TD holds his hands up over 'very serious matter'
INDEPENDENT TD Mick Wallace has admitted he was wrong to withhold employers’ contributions for his workers’ pension scheme.
Wallace said he was “holding my hands up” over the €7,000 fine imposed on him by Judge James Paul McDonnell.
Speaking after the court action, Mr Wallace said withholding employers’ pension contribution was a “serious matter” and the courts were right to take it seriously.
Wallace was fined €7,000 after pleading guilty on five counts of withholding employers’ contributions to the pension scheme of his workers between January 2008 and May 2008.
Wallace acknowledged he owed the money.
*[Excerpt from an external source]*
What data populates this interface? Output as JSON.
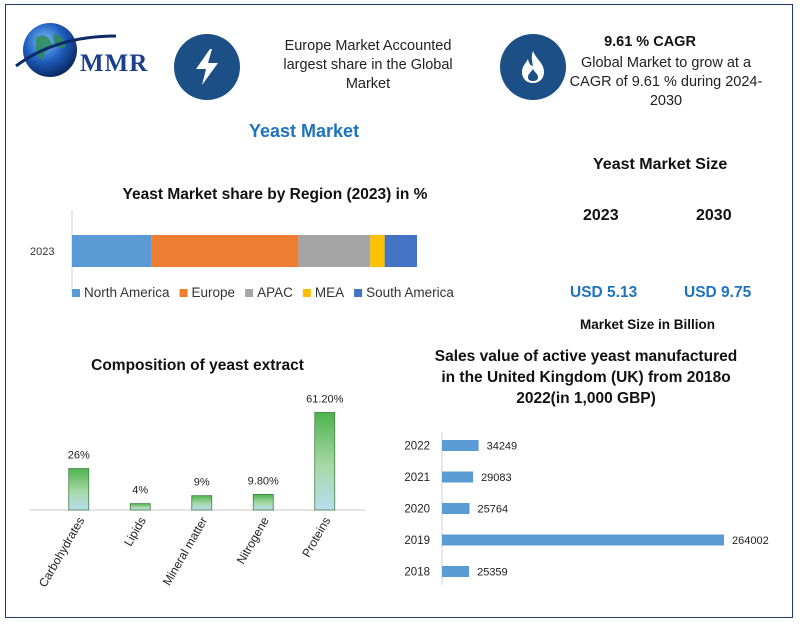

However, he added that he was not as guilty as some would believe and he had “serious problems communicating with the Pensions Board at the time”.
He said there was €136,000 owed over the two years from January 2008 to January 2010.
At “no stage”, he said, was the employees’ contribution not made and the whole sum was discharged.
“I realise it is a very serious matter and the courts are right to deal with it in a serious fashion,” he said.
He also stressed that he had paid all the employees’ contributions on time and has paid all the money owed in pension payments.
When asked what the public will think of what he did, he responded: “People will make their own calls on that.”
Mary Hutch, head of regulation at the Pensions Board, said the nonpayment of employers’ contributions could be “very prejudicial” especially for those who die in service.
“In that event the death-in-service benefit cannot be paid to the scheme because the contributions have not been made on their behalf,” she said.
Ms Hutch also said such behaviour “radically diminishes” the pensions of employees who are deprived of all their contributions.
She described it as a “very significant case” in the context of the board’s investigations into the Construction Workers’ Pension Scheme where employers are not passing on pension contributions they deduct from employees.
Ms Hutch also revealed they were investigating 190 similar cases to Wallace, 40 of which are pending before the court.
In addition the board had secured 15 prosecutions so far this year. To date €4.5 million has been repatriated to the construction workers’ scheme.
“We take these cases very seriously indeed. Our major concern is to get the money paid back into the scheme,” she said.
“It is a very serious matter to take pension contributions from hardworking employees and not pass them on to the scheme on their behalf.”